まるで家のカレーをほうふつとさせる絵姿ですが、一口食べると「ああうまいな~」と思わずとため息が漏れます。
具の野菜の歯ごたえが生きていて、軽やかなうま味。何かが突出しているわけではないですが、すべてのバランスが取れています。ここはラーメンもおいしいので、恐らくそのスープで作っているのではないかと考えられます。
とにかく一週間ぶっ通しでも食べ続けることができる、そんな味わいです。食後にコーヒーとデザートのサービスもありがたいです。

続いては「珉珉」(港区赤坂)。昼夜問わず、いつも満席の人気店です。
名物はギョーザとニンニクたっぷりの「ドラゴンチャーハン」ですが、もうひとつの名物が「ナスカレー丼」です。
下味を付けた鶏のささみとナスをサッと油通ししたあと、スープ、カレー粉、ミルクなどで味付けし、片栗でとろみを付けています。ナスは滑らかな歯触りで、鶏肉はシットリ・サッパリとしながら奥深いうま味。病みつきのおいしさです。
芸能人御用達の店も
「香妃園」(同区六本木)は、芸能人もよく利用する中国料理屋です。
ここは、「加哩肉飯」という中華風のカレーが名物。具は肉と玉ねぎ、余計な小細工がされていない絵姿で、一口味わうとその柔らかなおいしさにウットリさせられます。カレーの風味、うま味、トロミ加減がドンピシャで、余計な小細工がされていない潔い味わいです。

そのほかにも、江戸川橋の「キッチンタロー」(新宿区西五軒町)は安心のおいしさ。外苑前の立ち食いそば「信越そば」(港区北青山。閉業)のカレー丼も実に美味でした。
黄色いカレーは全国にもちらほらあり、特に沖縄には黄色いカレーが数多く見かけられます。「ハイウェイ食堂」(那覇市)や「みどりや食堂」(宜野湾市)などなど。
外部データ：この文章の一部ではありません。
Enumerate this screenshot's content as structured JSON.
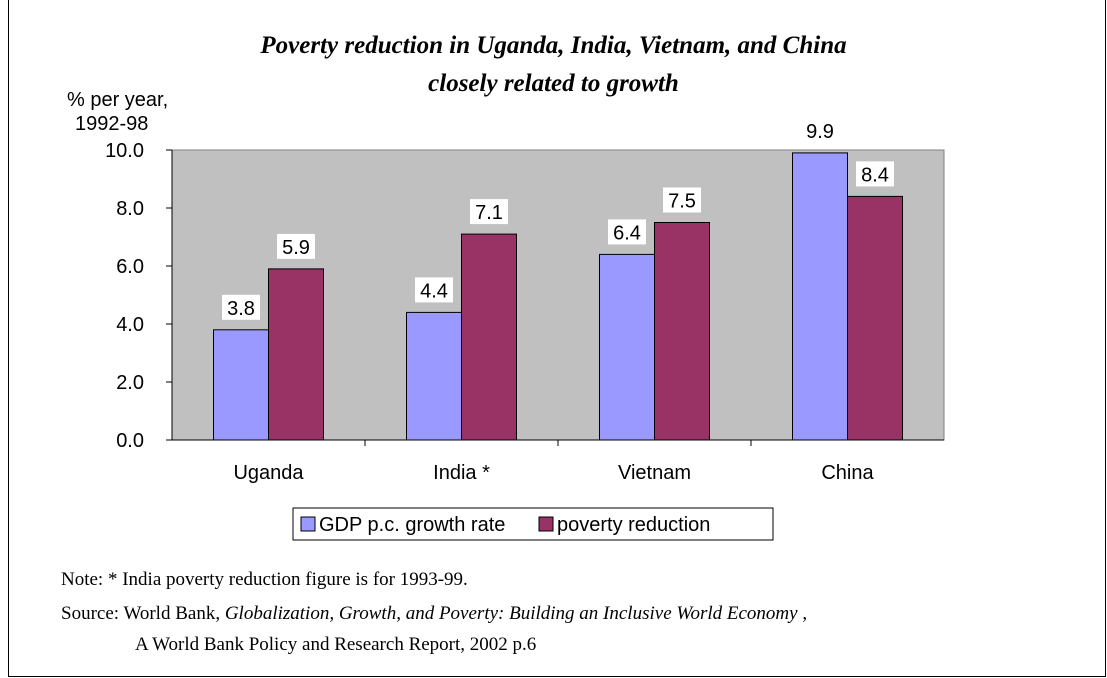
{
  "chart_data": {
    "type": "bar",
    "title_line1": "Poverty reduction in Uganda, India, Vietnam, and China",
    "title_line2": "closely related to growth",
    "ylabel_line1": "% per year,",
    "ylabel_line2": "1992-98",
    "categories": [
      "Uganda",
      "India *",
      "Vietnam",
      "China"
    ],
    "series": [
      {
        "name": "GDP p.c. growth rate",
        "values": [
          3.8,
          4.4,
          6.4,
          9.9
        ],
        "color": "#9999ff"
      },
      {
        "name": "poverty reduction",
        "values": [
          5.9,
          7.1,
          7.5,
          8.4
        ],
        "color": "#993366"
      }
    ],
    "data_labels": [
      [
        "3.8",
        "4.4",
        "6.4",
        "9.9"
      ],
      [
        "5.9",
        "7.1",
        "7.5",
        "8.4"
      ]
    ],
    "ylim": [
      0,
      10
    ],
    "yticks": [
      "0.0",
      "2.0",
      "4.0",
      "6.0",
      "8.0",
      "10.0"
    ],
    "plot_background": "#c0c0c0",
    "legend_position": "bottom"
  },
  "notes": {
    "note": "Note: * India poverty reduction figure is for 1993-99.",
    "source_prefix": "Source: World Bank, ",
    "source_title": "Globalization, Growth, and Poverty: Building an Inclusive World Economy",
    "source_suffix": " ,",
    "source_line2": "A World Bank Policy and Research Report, 2002 p.6"
  }
}
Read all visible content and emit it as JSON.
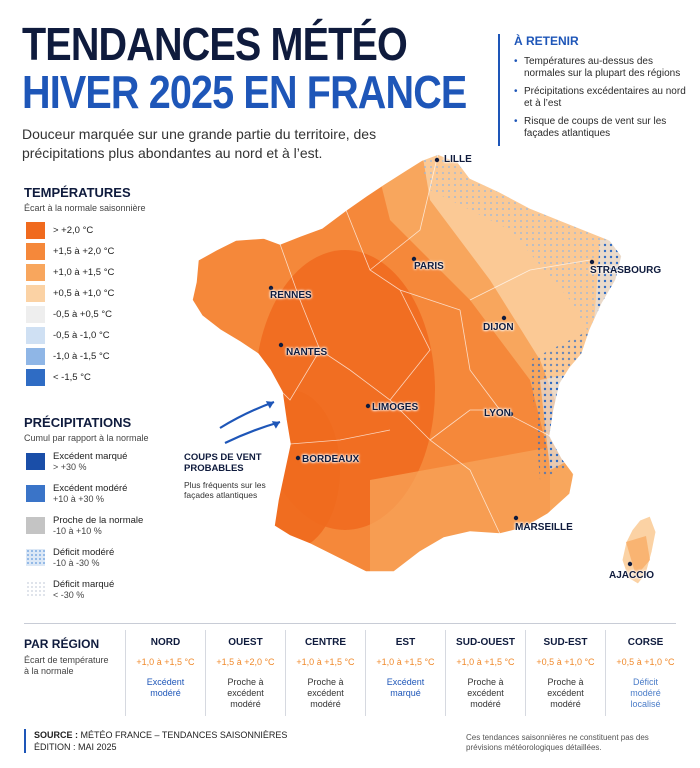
{
  "header": {
    "title_line1": "TENDANCES MÉTÉO",
    "title_line2": "HIVER 2025 EN FRANCE",
    "subtitle": "Douceur marquée sur une grande partie du territoire, des précipitations plus abondantes au nord et à l’est."
  },
  "retain": {
    "title": "À RETENIR",
    "items": [
      "Températures au-dessus des normales sur la plupart des régions",
      "Précipitations excédentaires au nord et à l’est",
      "Risque de coups de vent sur les façades atlantiques"
    ]
  },
  "temperatures": {
    "title": "TEMPÉRATURES",
    "subtitle": "Écart à la normale saisonnière",
    "items": [
      {
        "label": "> +2,0 °C",
        "color": "#f06a1e"
      },
      {
        "label": "+1,5 à +2,0 °C",
        "color": "#f5883a"
      },
      {
        "label": "+1,0 à +1,5 °C",
        "color": "#f8a65d"
      },
      {
        "label": "+0,5 à +1,0 °C",
        "color": "#fbd2a4"
      },
      {
        "label": "-0,5 à +0,5 °C",
        "color": "#eeeeee"
      },
      {
        "label": "-0,5 à -1,0 °C",
        "color": "#cfe0f3"
      },
      {
        "label": "-1,0 à -1,5 °C",
        "color": "#8fb6e6"
      },
      {
        "label": "< -1,5 °C",
        "color": "#2f6cc4"
      }
    ]
  },
  "precipitations": {
    "title": "PRÉCIPITATIONS",
    "subtitle": "Cumul par rapport à la normale",
    "items": [
      {
        "label": "Excédent marqué",
        "range": "> +30 %",
        "color": "#1a4ea8"
      },
      {
        "label": "Excédent modéré",
        "range": "+10 à +30 %",
        "color": "#3a74c8"
      },
      {
        "label": "Proche de la normale",
        "range": "-10 à +10 %",
        "color": "#c4c4c4"
      },
      {
        "label": "Déficit modéré",
        "range": "-10 à -30 %",
        "color": "#dce8f6"
      },
      {
        "label": "Déficit marqué",
        "range": "< -30 %",
        "color": "#ffffff"
      }
    ]
  },
  "map": {
    "cities": [
      {
        "name": "LILLE"
      },
      {
        "name": "PARIS"
      },
      {
        "name": "STRASBOURG"
      },
      {
        "name": "RENNES"
      },
      {
        "name": "NANTES"
      },
      {
        "name": "DIJON"
      },
      {
        "name": "LIMOGES"
      },
      {
        "name": "LYON"
      },
      {
        "name": "BORDEAUX"
      },
      {
        "name": "MARSEILLE"
      },
      {
        "name": "AJACCIO"
      }
    ],
    "wind": {
      "title": "COUPS DE VENT PROBABLES",
      "subtitle": "Plus fréquents sur les façades atlantiques"
    }
  },
  "regions": {
    "title": "PAR RÉGION",
    "subtitle": "Écart de température à la normale",
    "items": [
      {
        "name": "NORD",
        "temp": "+1,0 à +1,5 °C",
        "prec": "Excédent modéré",
        "style": "blue"
      },
      {
        "name": "OUEST",
        "temp": "+1,5 à +2,0 °C",
        "prec": "Proche à excédent modéré",
        "style": ""
      },
      {
        "name": "CENTRE",
        "temp": "+1,0 à +1,5 °C",
        "prec": "Proche à excédent modéré",
        "style": ""
      },
      {
        "name": "EST",
        "temp": "+1,0 à +1,5 °C",
        "prec": "Excédent marqué",
        "style": "blue"
      },
      {
        "name": "SUD-OUEST",
        "temp": "+1,0 à +1,5 °C",
        "prec": "Proche à excédent modéré",
        "style": ""
      },
      {
        "name": "SUD-EST",
        "temp": "+0,5 à +1,0 °C",
        "prec": "Proche à excédent modéré",
        "style": ""
      },
      {
        "name": "CORSE",
        "temp": "+0,5 à +1,0 °C",
        "prec": "Déficit modéré localisé",
        "style": "lblue"
      }
    ]
  },
  "footer": {
    "source_label": "SOURCE :",
    "source": "MÉTÉO FRANCE – TENDANCES SAISONNIÈRES",
    "edition": "ÉDITION : MAI 2025",
    "disclaimer": "Ces tendances saisonnières ne constituent pas des prévisions météorologiques détaillées."
  }
}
また、マニアの注目を集めているのが新潟県のバスセンターにある「名物万代そば」(新潟市)のカレー。生卵を落として食べると実に美味です。
かつて日本のいたるところにあった黄色いカレーですが、いまは風前のともしびです。
若い世代の人たちで、この黄色いカレーの「何気ないおいしさ」に気づく人たちが出てくるかもしれません。そして、黄色いカレー専門店をオープンさせたら面白いですね。